Broker organic growth is “clearly influenced” by both GDP and pricing trends “but appears to be able to withstand soft market conditions or economic contractions provided they do not occur concurrently.”  

For the time being, commercial lines look sufficiently firm that “if GDP growth slows, insurance brokers would still a benefit from pricing on organic revenue.”

Since mid-December, the big-5 insurance brokers are down 4.1% on average, underperforming the S&P 500 which was up 0.7% over the same period. 

Brokerage income need not be the only weak point during an economic downturn, Wells Fargo acknowledges.
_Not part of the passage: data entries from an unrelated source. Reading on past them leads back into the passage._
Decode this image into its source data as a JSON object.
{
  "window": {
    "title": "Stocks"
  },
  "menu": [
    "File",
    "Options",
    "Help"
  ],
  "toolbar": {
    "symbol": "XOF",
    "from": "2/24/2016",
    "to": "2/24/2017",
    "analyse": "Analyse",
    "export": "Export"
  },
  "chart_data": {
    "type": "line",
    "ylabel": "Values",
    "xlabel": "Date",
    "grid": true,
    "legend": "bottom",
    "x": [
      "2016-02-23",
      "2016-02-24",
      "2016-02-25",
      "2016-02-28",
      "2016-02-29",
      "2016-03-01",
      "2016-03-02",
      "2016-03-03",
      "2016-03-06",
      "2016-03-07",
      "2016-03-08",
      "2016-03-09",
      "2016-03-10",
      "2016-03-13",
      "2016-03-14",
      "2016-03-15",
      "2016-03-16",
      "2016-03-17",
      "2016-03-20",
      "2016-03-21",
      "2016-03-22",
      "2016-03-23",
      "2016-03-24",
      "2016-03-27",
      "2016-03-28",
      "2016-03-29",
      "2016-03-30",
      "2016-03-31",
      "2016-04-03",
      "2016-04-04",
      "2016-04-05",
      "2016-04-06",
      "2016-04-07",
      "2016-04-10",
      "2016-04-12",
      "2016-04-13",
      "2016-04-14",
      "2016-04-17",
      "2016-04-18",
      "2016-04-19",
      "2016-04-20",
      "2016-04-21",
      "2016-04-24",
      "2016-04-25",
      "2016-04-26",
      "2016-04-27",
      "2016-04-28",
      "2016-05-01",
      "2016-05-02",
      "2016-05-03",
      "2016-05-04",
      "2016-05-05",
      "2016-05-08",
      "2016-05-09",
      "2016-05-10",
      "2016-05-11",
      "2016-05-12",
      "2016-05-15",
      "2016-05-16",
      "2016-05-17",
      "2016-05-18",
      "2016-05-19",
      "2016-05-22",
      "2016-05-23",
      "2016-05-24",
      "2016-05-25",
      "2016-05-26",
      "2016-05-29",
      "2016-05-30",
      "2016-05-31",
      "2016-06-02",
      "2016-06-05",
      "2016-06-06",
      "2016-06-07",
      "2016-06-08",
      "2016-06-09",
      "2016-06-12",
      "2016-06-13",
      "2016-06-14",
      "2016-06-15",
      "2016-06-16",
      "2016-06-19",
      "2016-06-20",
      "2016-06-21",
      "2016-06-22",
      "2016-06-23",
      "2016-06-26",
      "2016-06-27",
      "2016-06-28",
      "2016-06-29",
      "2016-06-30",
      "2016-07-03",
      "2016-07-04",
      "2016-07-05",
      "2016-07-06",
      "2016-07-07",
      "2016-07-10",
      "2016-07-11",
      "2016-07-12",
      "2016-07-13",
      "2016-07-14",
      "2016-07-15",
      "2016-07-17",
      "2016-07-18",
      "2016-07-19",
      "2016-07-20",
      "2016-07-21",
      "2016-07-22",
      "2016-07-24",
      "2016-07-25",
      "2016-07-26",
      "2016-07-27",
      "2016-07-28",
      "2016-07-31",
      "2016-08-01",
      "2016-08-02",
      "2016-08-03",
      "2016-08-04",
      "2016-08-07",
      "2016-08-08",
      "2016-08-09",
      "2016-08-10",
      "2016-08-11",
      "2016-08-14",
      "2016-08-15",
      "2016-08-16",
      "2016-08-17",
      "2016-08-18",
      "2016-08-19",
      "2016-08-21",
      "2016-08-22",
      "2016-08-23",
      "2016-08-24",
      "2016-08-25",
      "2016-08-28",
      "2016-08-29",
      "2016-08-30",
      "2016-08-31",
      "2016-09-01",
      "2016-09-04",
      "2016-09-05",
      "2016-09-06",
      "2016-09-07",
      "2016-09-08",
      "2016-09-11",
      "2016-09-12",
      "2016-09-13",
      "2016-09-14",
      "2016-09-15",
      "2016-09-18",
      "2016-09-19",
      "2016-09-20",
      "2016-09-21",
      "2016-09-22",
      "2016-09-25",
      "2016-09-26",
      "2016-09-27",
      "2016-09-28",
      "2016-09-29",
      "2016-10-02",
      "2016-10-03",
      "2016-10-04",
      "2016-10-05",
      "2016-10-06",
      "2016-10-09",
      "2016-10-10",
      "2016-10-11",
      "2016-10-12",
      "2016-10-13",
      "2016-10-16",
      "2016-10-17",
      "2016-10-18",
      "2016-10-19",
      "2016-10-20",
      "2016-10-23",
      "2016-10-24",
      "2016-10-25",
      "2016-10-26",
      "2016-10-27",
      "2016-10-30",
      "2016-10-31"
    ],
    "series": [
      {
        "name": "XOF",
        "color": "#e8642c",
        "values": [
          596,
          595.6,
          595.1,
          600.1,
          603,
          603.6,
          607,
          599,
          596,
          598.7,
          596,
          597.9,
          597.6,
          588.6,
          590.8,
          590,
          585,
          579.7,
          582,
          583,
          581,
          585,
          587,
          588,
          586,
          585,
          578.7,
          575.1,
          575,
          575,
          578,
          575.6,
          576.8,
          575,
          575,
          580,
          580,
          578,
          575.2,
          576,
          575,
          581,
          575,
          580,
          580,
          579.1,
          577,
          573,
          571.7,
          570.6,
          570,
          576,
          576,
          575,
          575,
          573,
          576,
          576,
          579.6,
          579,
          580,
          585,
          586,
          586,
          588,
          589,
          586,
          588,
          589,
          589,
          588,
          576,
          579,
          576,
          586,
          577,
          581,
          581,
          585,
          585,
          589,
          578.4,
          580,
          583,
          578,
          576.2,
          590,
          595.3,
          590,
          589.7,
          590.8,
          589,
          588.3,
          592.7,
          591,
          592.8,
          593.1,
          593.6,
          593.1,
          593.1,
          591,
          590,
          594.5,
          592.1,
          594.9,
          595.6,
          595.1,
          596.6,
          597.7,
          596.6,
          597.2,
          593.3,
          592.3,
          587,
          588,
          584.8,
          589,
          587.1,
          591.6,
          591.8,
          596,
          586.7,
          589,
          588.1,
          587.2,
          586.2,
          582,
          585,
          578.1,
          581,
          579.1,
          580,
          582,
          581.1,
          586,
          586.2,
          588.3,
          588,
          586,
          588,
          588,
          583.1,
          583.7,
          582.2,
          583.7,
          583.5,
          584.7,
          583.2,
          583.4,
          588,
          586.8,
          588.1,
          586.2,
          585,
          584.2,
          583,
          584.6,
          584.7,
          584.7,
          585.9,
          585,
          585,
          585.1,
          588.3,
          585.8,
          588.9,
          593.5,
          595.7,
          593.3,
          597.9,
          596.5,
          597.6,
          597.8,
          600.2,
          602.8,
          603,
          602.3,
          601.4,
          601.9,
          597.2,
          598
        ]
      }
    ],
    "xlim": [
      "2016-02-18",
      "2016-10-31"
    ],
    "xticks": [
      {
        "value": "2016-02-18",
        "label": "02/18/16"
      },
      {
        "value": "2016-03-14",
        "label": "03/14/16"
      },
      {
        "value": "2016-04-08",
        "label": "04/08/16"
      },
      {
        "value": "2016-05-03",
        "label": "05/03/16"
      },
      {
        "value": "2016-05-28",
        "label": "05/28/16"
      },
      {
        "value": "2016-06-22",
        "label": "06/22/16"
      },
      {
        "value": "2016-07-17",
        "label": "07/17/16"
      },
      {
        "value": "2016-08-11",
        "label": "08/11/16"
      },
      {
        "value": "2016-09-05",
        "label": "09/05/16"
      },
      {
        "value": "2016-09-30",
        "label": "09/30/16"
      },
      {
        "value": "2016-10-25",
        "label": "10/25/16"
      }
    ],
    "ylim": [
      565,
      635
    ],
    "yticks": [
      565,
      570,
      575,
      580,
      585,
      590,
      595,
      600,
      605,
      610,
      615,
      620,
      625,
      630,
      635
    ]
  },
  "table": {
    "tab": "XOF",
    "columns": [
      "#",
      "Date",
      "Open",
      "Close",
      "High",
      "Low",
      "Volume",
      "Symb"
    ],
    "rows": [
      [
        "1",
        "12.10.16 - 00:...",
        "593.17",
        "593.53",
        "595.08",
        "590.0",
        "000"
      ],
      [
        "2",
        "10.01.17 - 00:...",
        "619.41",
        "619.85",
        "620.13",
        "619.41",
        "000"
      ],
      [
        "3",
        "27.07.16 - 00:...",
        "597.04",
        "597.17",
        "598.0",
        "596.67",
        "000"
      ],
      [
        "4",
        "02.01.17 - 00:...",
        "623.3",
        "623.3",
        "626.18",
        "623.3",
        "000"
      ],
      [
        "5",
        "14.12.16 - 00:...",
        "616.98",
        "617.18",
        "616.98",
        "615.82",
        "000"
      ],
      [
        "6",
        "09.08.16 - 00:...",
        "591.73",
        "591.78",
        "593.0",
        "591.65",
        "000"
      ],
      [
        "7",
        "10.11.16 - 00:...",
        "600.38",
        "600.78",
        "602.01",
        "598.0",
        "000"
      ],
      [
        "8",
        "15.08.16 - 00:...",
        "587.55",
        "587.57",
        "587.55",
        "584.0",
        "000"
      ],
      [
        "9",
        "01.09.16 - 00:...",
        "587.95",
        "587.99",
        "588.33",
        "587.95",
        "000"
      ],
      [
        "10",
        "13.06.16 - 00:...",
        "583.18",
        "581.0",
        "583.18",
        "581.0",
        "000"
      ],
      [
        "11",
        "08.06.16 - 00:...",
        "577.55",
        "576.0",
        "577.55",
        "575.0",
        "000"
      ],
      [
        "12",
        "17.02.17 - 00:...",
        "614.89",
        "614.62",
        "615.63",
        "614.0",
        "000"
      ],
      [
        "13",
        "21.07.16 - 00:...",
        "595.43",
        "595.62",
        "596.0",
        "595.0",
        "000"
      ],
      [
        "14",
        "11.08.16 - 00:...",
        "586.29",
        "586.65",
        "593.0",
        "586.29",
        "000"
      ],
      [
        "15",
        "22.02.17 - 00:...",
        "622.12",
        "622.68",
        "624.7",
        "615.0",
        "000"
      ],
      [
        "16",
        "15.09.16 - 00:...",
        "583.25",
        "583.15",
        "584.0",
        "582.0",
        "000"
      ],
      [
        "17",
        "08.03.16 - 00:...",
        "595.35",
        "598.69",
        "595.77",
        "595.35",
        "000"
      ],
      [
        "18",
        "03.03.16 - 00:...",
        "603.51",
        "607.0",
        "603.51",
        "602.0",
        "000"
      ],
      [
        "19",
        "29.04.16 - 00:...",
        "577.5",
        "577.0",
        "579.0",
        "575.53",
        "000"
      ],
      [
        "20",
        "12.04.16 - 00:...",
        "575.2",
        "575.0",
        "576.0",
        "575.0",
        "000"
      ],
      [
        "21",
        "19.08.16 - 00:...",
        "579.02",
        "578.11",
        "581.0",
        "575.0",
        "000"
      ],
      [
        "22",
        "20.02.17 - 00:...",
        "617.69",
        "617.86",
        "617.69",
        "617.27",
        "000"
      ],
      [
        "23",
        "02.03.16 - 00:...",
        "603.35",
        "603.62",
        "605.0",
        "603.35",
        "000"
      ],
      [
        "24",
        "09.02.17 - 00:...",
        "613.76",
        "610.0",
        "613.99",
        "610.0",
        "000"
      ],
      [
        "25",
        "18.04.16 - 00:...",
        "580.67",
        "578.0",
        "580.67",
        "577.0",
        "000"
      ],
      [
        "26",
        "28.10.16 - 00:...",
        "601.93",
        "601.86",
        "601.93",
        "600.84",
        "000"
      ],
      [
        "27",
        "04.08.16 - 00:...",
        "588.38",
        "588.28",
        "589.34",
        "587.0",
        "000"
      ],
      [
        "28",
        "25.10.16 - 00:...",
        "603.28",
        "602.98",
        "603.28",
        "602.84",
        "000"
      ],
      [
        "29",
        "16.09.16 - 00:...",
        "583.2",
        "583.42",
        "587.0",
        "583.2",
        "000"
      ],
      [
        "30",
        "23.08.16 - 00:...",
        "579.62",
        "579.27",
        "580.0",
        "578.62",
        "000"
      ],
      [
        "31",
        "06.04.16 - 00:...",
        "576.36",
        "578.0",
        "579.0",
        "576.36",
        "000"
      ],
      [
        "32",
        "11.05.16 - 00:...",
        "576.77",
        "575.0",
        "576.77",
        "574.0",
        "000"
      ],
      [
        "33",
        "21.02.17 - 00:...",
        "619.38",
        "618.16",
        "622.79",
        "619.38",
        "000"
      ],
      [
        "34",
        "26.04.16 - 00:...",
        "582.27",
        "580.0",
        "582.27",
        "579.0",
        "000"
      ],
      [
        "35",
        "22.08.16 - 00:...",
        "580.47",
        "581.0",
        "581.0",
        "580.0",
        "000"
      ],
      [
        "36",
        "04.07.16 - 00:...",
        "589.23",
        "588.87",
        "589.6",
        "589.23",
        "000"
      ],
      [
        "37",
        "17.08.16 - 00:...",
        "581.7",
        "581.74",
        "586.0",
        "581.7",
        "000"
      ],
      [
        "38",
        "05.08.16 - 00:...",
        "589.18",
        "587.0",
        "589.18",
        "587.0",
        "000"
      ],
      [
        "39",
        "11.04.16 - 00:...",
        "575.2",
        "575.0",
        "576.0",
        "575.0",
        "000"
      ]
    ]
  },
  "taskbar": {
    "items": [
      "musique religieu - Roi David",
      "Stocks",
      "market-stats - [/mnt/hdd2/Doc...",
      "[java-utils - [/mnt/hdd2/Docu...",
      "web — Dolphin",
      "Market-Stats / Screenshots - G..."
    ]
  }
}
Fiduciary investment income would slow almost by definition, but Wells Fargo believes the group “can absorb the headwind and still show margin improvement,” in part by slowing reinvestment from such income sources.  

The Wells Fargo bottom line for investors:  the recent low in share prices and the failure to rebound with the broader market make “a good entry point,” all the better ahead of Q4 earnings announcements. 

Gallagher remains the top pick among brokers for Wells Fargo, which cites the broker’s “consistent performance” in organic growth and margins. WTW is high in the rankings, evidenced by Wells Fargo's  recent upgrade to Overweight.

Aon is the outlier. “We remain cautious on AON given its weaker organic growth plus noise associated with the NFP deal,” Wells Fargo analysts wrote.